Gli uomini si ritrovavano nelle piazze dei villaggi a discutere, a cercare insieme una via d'uscita alla povertà e alla fame. Quando alla sera rientravano a casa, davanti agli occhi imploranti dei loro bambini con la pancia vuota, provavano vergogna e imbarazzo,
E allora decisero a malincuore di lasciare le famiglie, le case, i boschi e le Crode per andare a spezzarsi la schiena nelle foreste della Pennsylvania e dello Stato di New York, nelle miniere di carbone del Michigan, della Virginia, del West Virginia e del Minnesota, nei campi assolati del Brasile del Venezuela e dell'Argentina.
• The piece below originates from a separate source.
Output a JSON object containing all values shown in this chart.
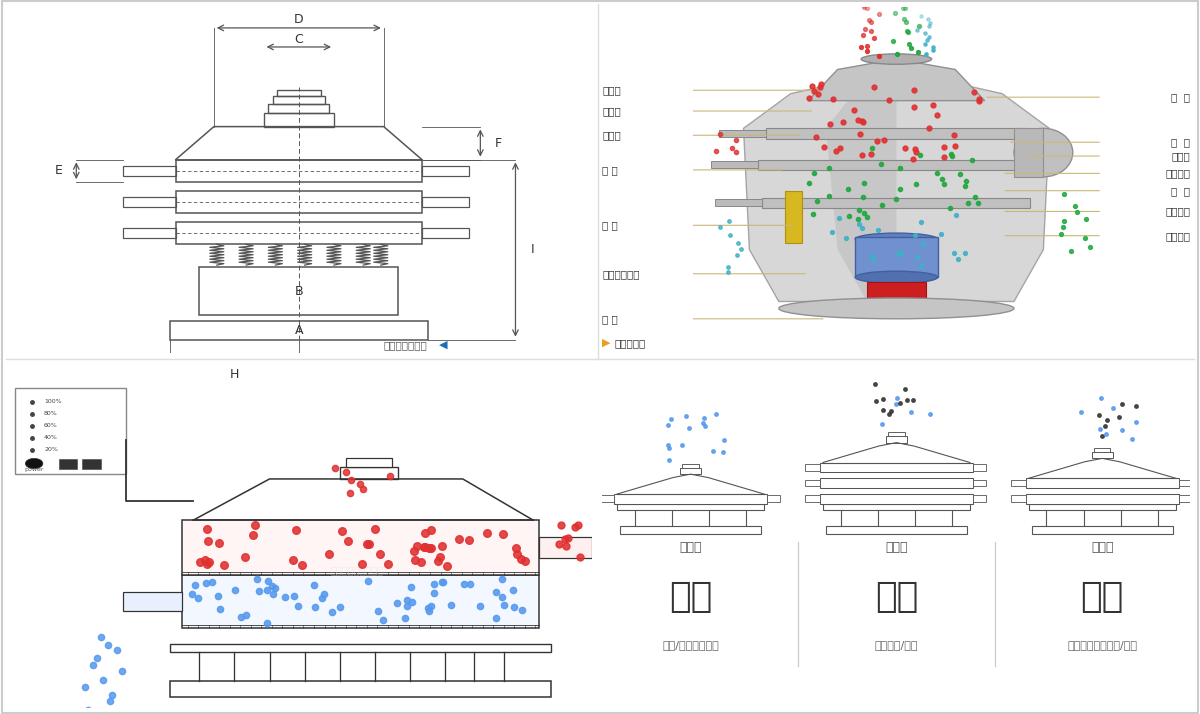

Attraversarono l'oceano Atlantico stipati nei bastimenti carichi di gente con gli occhi colmi di disperazione e di speranza per un futuro migliore.
Durante la navigazione fecero amicizia con altri Italiani che parlavano idiomi differenti dal loro: sul bastimento si sentiva l'intercalare dei Veneti, dei Friulani, degli Abruzzesi, dei Calabresi e dei Siciliani, tutti figli della stessa nazione ma con lingua, cultura e tradizioni completamente diverse.
Ma si sentivano accomunati dalla stessa povertà, dalla stessa speranza di un futuro migliore, sia per loro, sia per i familiari rimasti in patria. Una volta giunti in terra straniera, consapevoli che uniti era più facile sopravvivere, fondarono Cooperative di Lavoro e di Consumo, Società Operaie di Mutuo Soccorso e persino interi villaggi.
Nel New Jersey, a Clifton e dintorni, gli emigrati della Valle del Boite, soprattutto di San Vito di Cadore fondarono una Cooperativa, costruirono una scuola e una bellissima chiesa, che si incendiò ma che ricostruirono più grande e più bella di prima. A Bradford e Lewis Run in Pennsylvania, gli auronzani fondarono un Società Operaia di Mutuo Soccorso e ancora oggi ci sono più Vecellio sul elenco telefonico di quell'area, che quelli residenti in tutto il Cadore. A Lewis Run la via principale ( la Main Street), è abitata esclusivamente da famiglie di Auronzo. Nel 1987 quando mi sono recato là per la prima volta, entravo e uscivo da una casa all'altra, sempre parlando in lingua Ladina per giorni interi e mi pareva di non avere mai abbandonato il paese natio, di non trovarmi negli Stati Uniti d'America.
Negli USA ho ascoltato i racconti orgogliosi di chi ha partecipato alla costruzione dei primi grattacieli di New York, del Ponte di Brooklyn, delle prime auto della Ford. Ma anche molte grida di dolore di discendenti di emigranti che sono morti con la nostalgia del Cadore nel cuore, consapevoli di non essere riusciti ad avverare le loro speranze, i loro sogni di un avvenire migliore.